The 2020 Indigenous artwork has been created by Aboriginal Artist Alice Pepper from Gunai/Kurnai Country in East Gippsland.

Alice was chosen to create the artwork for her strong connection to her community and the significant role she has had in working with people and communities affected by the Bushfires where she assists Aboriginal communities in improving their lives.

The strength and unity of family and community during the challenging and traumatic times of the bushfires across the country is embedded in this artwork. This style of artwork is traditional to the Gippsland area where linework is used to give meaning. The landscape of East Gippsland from the mountains, bushlands, rivers and sea have been depicted.

The Vixen head that looks over the country is through the eyes of those surrounded by the fires, hoping for more rain. The blue on the dress symbolises the donations of water that were received across East Gippsland from Melbourne when there was a lack of water and poor quality in some areas.

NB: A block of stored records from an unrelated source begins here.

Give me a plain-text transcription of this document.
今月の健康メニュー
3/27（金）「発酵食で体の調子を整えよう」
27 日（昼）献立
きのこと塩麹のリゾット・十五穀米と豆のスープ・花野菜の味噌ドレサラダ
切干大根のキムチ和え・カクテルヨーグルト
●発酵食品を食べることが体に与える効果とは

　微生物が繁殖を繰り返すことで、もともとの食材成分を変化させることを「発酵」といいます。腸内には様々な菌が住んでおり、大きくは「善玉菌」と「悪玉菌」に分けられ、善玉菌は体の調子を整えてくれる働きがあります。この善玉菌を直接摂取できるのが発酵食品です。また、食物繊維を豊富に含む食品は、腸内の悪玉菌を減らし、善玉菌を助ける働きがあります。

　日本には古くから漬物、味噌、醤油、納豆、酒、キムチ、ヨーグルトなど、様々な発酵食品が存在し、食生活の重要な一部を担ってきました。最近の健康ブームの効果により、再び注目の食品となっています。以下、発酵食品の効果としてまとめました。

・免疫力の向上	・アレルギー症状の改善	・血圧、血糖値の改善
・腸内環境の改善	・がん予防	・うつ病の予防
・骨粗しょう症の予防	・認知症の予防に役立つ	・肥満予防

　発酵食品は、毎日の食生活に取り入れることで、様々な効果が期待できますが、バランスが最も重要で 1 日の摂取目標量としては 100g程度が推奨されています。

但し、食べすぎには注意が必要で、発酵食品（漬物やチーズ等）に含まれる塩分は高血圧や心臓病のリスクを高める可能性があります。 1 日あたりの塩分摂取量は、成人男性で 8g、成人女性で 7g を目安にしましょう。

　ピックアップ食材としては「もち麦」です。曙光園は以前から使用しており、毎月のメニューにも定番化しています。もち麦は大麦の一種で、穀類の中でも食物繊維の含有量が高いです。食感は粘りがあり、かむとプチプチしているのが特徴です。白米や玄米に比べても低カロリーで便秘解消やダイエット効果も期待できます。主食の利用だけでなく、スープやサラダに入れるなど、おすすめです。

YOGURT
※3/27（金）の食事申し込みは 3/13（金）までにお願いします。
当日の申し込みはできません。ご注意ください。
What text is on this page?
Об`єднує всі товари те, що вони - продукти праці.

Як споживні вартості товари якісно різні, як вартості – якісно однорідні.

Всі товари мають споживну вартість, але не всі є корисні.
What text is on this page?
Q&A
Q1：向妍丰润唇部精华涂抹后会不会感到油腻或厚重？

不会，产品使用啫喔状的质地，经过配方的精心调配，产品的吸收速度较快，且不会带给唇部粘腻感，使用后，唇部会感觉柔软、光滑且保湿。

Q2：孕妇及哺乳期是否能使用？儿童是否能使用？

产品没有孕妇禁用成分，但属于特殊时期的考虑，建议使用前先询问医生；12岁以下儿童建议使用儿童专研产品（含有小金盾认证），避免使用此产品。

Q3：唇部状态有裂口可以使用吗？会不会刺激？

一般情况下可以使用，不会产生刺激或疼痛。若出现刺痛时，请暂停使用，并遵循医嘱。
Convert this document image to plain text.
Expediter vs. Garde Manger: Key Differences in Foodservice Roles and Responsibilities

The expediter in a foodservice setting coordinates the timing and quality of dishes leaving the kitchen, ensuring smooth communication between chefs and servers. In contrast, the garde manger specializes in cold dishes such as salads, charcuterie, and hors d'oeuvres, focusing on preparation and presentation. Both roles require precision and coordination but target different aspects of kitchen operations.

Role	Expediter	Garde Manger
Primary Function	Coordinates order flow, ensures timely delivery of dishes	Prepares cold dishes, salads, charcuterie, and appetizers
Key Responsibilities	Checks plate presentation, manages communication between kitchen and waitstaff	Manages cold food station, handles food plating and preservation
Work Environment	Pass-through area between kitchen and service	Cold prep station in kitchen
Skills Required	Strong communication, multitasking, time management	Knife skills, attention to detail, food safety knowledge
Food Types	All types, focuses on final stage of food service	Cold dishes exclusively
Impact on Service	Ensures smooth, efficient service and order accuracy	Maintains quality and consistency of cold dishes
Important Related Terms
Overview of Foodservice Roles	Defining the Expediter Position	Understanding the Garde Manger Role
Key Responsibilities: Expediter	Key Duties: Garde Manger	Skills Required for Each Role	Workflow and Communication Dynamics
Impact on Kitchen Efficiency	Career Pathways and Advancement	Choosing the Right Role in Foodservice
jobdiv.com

Footprints travel along the ‘Gippsland line’ that runs down the centre of the artwork and away from the fires towards Lakes Entrance, this illustrates where many people from townships on the mountains were evacuated from.

Along this ‘Gippsland line’ people are helping each other and gathering in large numbers. This is represented in a circle to show gathering and coming together of communities, with many people offering accommodation, food, water and looking after children. The rivers can be seen flowing horizontally through the circle and represents a place where people crossed when evacuating.

In the middle of the artwork, is the burned landscape of trees and natives. The green regrowth on the trees and leaves is a stark contrast to the blackened country.

“After a traumatic experience watching our country burn, the new sign of life gives a sense of calm and healing. That’s what we need to do as well after such a traumatic time is find ways to heal. We need to look after the land because in turn the land looks after us and if it’s sick, we’re sick”.

“Painting this story was healing for me”.